Jude Law excels as mouthy and brash criminal.

"Didn’t chicks once dig you, Law?" - Courtesy photo.
Courtesy photo.
"Didn’t chicks once dig you, Law?"

Dom Hemingway | B

Moments after the lights go down and the projector light hits the screen, it becomes obvious why the once-beautiful Jude Law jumped at the chance to gain weight and play the comic grotesquerie that is Dom Hemingway

Things kick off in a tight shot of Dom’s mutton-chopped visage as he launches into a profane Shakespearean soliloquy to his cock. Frothing with masculine pride, Dom’s spittle-flinging monologue about his member makes clear that, if nothing else, time spent with this hyperbolic thug is going to be a hoot. Writer-director Richard Shepard (The Matador) caps things off with a visual gag (both meanings of the word) that announces the lewd intent of his wicked black comedy.

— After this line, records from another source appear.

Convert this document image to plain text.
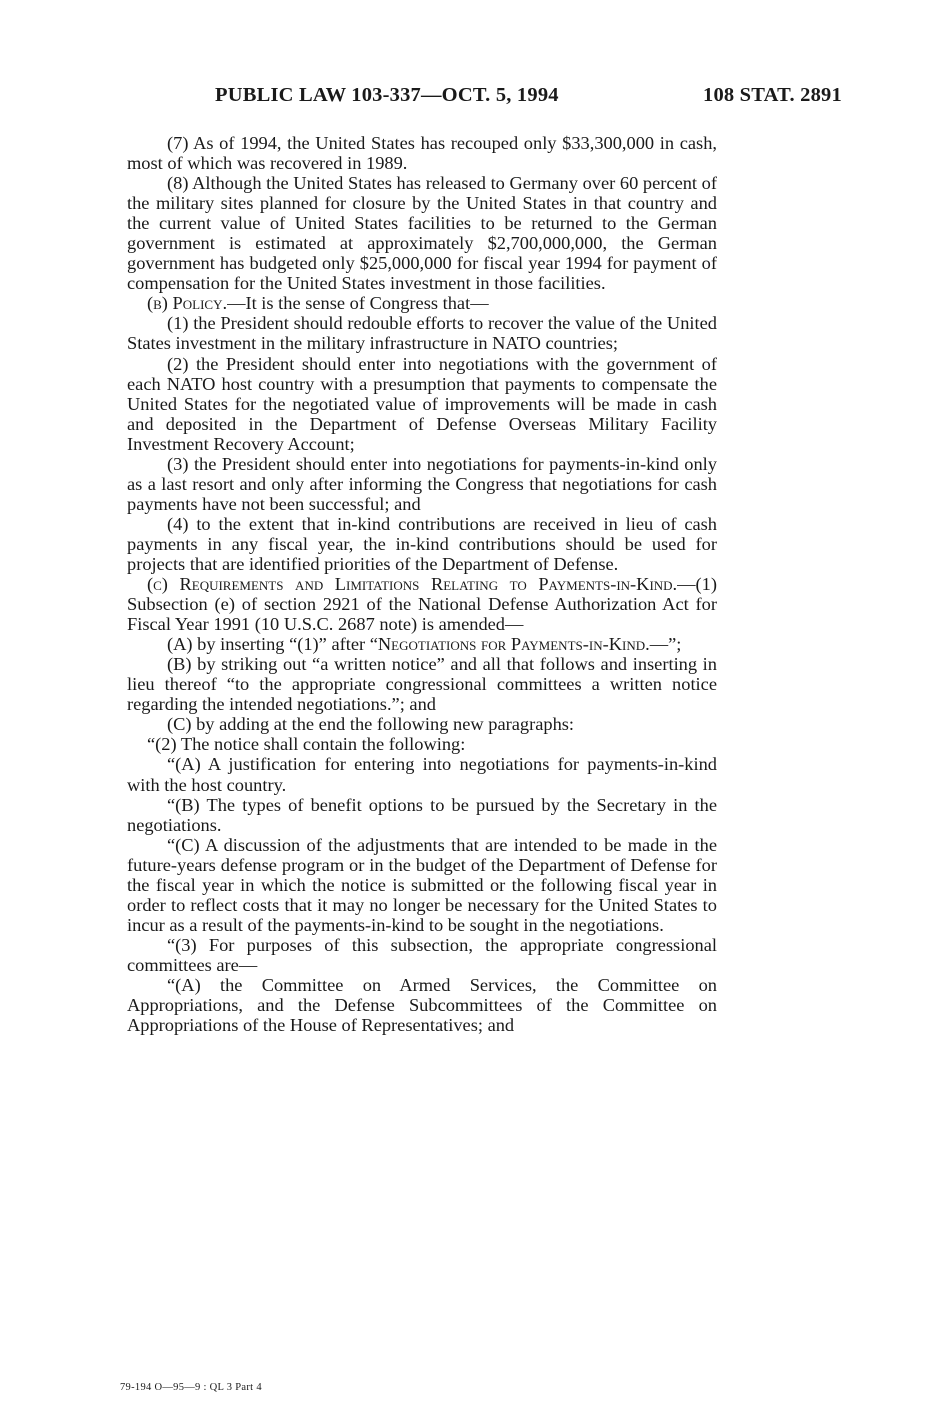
PUBLIC LAW 103-337—OCT. 5, 1994	108 STAT. 2891

(7) As of 1994, the United States has recouped only $33,300,000 in cash, most of which was recovered in 1989.

(8) Although the United States has released to Germany over 60 percent of the military sites planned for closure by the United States in that country and the current value of United States facilities to be returned to the German government is estimated at approximately $2,700,000,000, the German government has budgeted only $25,000,000 for fiscal year 1994 for payment of compensation for the United States investment in those facilities.

(b) Policy.—It is the sense of Congress that—

(1) the President should redouble efforts to recover the value of the United States investment in the military infrastructure in NATO countries;

(2) the President should enter into negotiations with the government of each NATO host country with a presumption that payments to compensate the United States for the negotiated value of improvements will be made in cash and deposited in the Department of Defense Overseas Military Facility Investment Recovery Account;

(3) the President should enter into negotiations for payments-in-kind only as a last resort and only after informing the Congress that negotiations for cash payments have not been successful; and

(4) to the extent that in-kind contributions are received in lieu of cash payments in any fiscal year, the in-kind contributions should be used for projects that are identified priorities of the Department of Defense.

(c) Requirements and Limitations Relating to Payments-in-Kind.—(1) Subsection (e) of section 2921 of the National Defense Authorization Act for Fiscal Year 1991 (10 U.S.C. 2687 note) is amended—

(A) by inserting “(1)” after “Negotiations for Payments-in-Kind.—”;

(B) by striking out “a written notice” and all that follows and inserting in lieu thereof “to the appropriate congressional committees a written notice regarding the intended negotiations.”; and

(C) by adding at the end the following new paragraphs:

“(2) The notice shall contain the following:

“(A) A justification for entering into negotiations for payments-in-kind with the host country.

“(B) The types of benefit options to be pursued by the Secretary in the negotiations.

“(C) A discussion of the adjustments that are intended to be made in the future-years defense program or in the budget of the Department of Defense for the fiscal year in which the notice is submitted or the following fiscal year in order to reflect costs that it may no longer be necessary for the United States to incur as a result of the payments-in-kind to be sought in the negotiations.

“(3) For purposes of this subsection, the appropriate congressional committees are—

“(A) the Committee on Armed Services, the Committee on Appropriations, and the Defense Subcommittees of the Committee on Appropriations of the House of Representatives; and

79-194 O—95—9 : QL 3 Part 4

Just released from prison, Dom is on a mission to set 12 years of injustice straight. Oh, not legal injustice. Dom did the time because he did, indeed, do the crime (he’s a notorious safecracker). Instead, he wants to pound on the bloke who married his ex-wife and force the Russian crime boss — Mr. Fontaine (Demián Bichir) — he remained silent about to pay him his due. And then some. To say that Dom lacks proper social graces would be an understatement. He’s an impulsive, hard-partying hooligan with a glorious gift for profanity and serious anger-management issues. 

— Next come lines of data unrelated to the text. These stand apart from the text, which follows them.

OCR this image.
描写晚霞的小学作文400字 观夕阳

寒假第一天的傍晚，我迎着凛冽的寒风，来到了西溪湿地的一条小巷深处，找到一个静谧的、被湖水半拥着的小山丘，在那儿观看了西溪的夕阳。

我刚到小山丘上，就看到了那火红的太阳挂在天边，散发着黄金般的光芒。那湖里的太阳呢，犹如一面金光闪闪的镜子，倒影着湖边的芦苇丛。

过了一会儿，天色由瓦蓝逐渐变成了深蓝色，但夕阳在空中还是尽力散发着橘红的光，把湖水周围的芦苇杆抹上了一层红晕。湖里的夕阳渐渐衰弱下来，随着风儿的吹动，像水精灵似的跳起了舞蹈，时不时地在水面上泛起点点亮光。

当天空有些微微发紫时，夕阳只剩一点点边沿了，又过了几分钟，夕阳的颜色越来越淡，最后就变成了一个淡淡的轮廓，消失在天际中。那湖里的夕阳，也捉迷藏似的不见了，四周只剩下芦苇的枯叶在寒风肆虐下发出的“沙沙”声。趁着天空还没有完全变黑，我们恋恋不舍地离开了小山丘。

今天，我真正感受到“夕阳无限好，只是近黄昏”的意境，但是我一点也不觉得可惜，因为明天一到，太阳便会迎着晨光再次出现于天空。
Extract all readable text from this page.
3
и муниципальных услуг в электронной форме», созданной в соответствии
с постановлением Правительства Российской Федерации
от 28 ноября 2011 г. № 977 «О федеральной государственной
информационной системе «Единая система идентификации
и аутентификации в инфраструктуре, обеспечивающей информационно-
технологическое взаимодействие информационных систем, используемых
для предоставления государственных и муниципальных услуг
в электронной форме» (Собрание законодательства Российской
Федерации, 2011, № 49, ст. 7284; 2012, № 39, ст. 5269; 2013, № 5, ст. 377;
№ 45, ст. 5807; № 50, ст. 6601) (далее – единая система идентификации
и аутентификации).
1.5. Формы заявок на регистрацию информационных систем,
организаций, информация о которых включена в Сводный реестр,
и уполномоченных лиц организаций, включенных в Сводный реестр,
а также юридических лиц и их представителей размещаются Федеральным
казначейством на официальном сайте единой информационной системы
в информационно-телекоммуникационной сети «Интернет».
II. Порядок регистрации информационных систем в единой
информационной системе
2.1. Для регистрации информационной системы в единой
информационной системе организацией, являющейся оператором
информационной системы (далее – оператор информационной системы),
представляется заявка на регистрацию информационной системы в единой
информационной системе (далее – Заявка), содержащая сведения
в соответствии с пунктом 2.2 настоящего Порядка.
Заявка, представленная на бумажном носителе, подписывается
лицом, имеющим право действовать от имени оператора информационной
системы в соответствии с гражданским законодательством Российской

Perhaps understanding this, he brings his best friend, Dickie (the marvelous Richard E. Grant) — a one-handed, martini-swilling cadaver who favors jaundice-yellow eyewear — to the south of France to call on Mr. Fontaine. Of course, Dom’s unchecked rage nearly derails the reunion, leaving Dickie to smooth the mobster’s ruffled feathers. Luckily, Mr. Fontaine is a cool-headed chap willing to reward Dom’s loyalty and ignore his clumsy passes at trophy girlfriend Paolina (Madalina Ghenea). Needless to say, this turn of good fortune doesn’t last, and Dom finds himself robbed of his riches and fleeing the scene of a violent accident. Returning to London, he’s forced to re-examine his life, and he seeks out his estranged daughter (Emilia Clarke) as a means to redemption. To his chagrin, he discovers that she’s engaged to a Senegalese man (Nathan Stewart-Jarrett), and the two have a child (Jordan Nash). Nevertheless, Dom tries to win her affections even as he struggles to cadge work from a dangerous up-and-coming criminal.

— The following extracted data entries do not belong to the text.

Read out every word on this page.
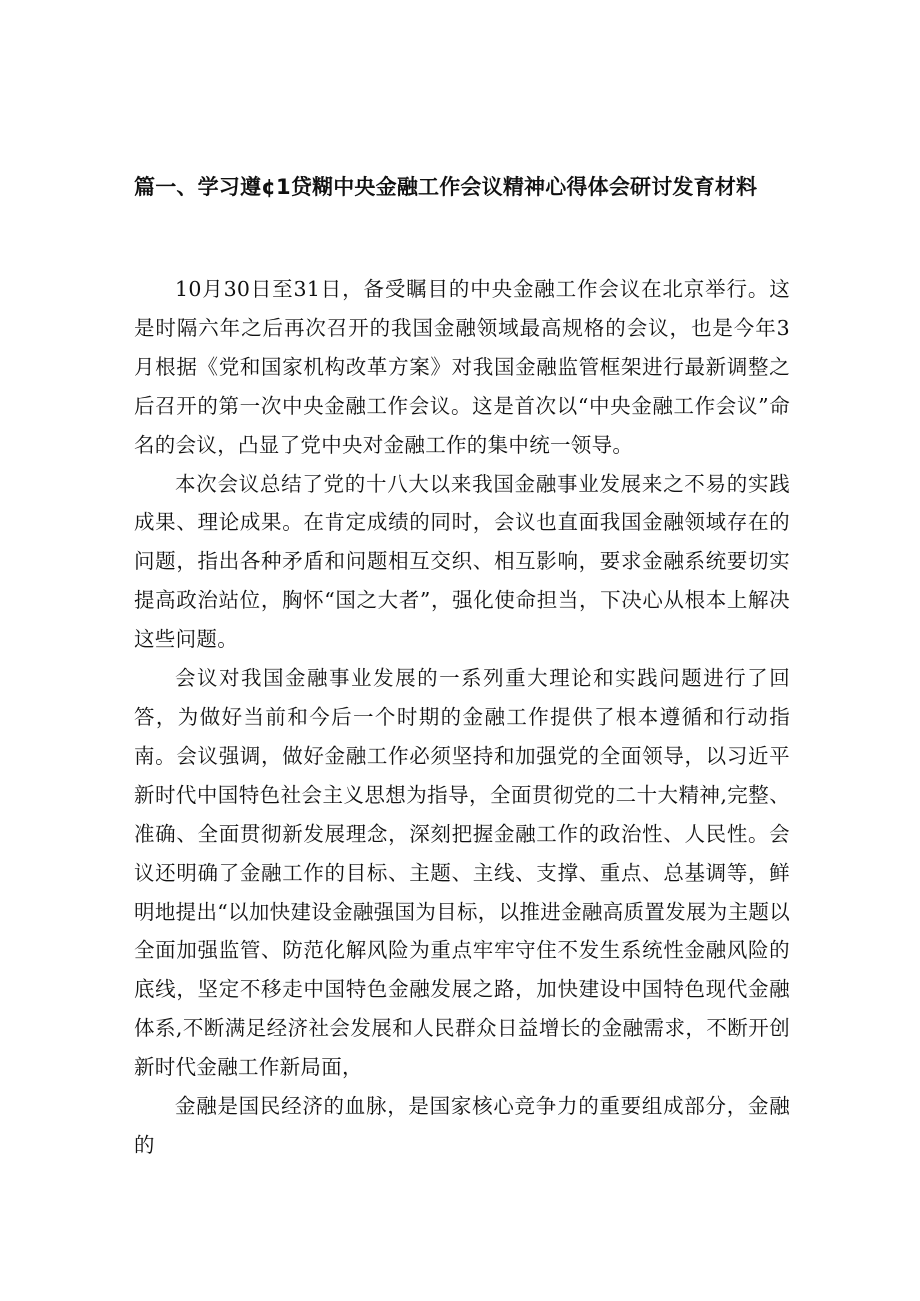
篇一、学习遵¢1贷糊中央金融工作会议精神心得体会研讨发育材料

10月30日至31日，备受瞩目的中央金融工作会议在北京举行。这是时隔六年之后再次召开的我国金融领域最高规格的会议，也是今年3月根据《党和国家机构改革方案》对我国金融监管框架进行最新调整之后召开的第一次中央金融工作会议。这是首次以“中央金融工作会议”命名的会议，凸显了党中央对金融工作的集中统一领导。

本次会议总结了党的十八大以来我国金融事业发展来之不易的实践成果、理论成果。在肯定成绩的同时，会议也直面我国金融领域存在的问题，指出各种矛盾和问题相互交织、相互影响，要求金融系统要切实提高政治站位，胸怀“国之大者”，强化使命担当，下决心从根本上解决这些问题。

会议对我国金融事业发展的一系列重大理论和实践问题进行了回答，为做好当前和今后一个时期的金融工作提供了根本遵循和行动指南。会议强调，做好金融工作必须坚持和加强党的全面领导，以习近平新时代中国特色社会主义思想为指导，全面贯彻党的二十大精神,完整、准确、全面贯彻新发展理念，深刻把握金融工作的政治性、人民性。会议还明确了金融工作的目标、主题、主线、支撑、重点、总基调等，鲜明地提出“以加快建设金融强国为目标，以推进金融高质置发展为主题以全面加强监管、防范化解风险为重点牢牢守住不发生系统性金融风险的底线，坚定不移走中国特色金融发展之路，加快建设中国特色现代金融体系,不断满足经济社会发展和人民群众日益增长的金融需求，不断开创新时代金融工作新局面，

金融是国民经济的血脉，是国家核心竞争力的重要组成部分，金融的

Shepard’s drama is meandering, episodic and ultimately a tad conventional, but it’s always moving forward with maximum thrust, relying on Dom’s brash personality to keep things buzzing. And it works. Moment to moment, we can’t help but wonder how this strutting thug is going to survive his own self-destructive impulses. 

None of this would be possible, of course, without Law, who savors every ounce of his character’s reckless motor-mouthed egomania. His performance is so damn entertaining that we gladly embrace every awkward shift in Dom Hemingway’s tone, as the film veers from stinging bombast to surprising sweetness. Much like Ben Kingsley’s turn as Don Logan in Sexy Beast and Samuel L. Jackson’s Jules in Pulp FictionDom Hemingway is one of those memorably larger-than-life film anti-heroes that could be considered career-defining. We hope it will usher in a more interesting second act for Law, whose star hasn’t shined as brightly as his talent.

Dom Hemingway opens Friday, April 18. It’s rated R and has a running time of 93 minutes.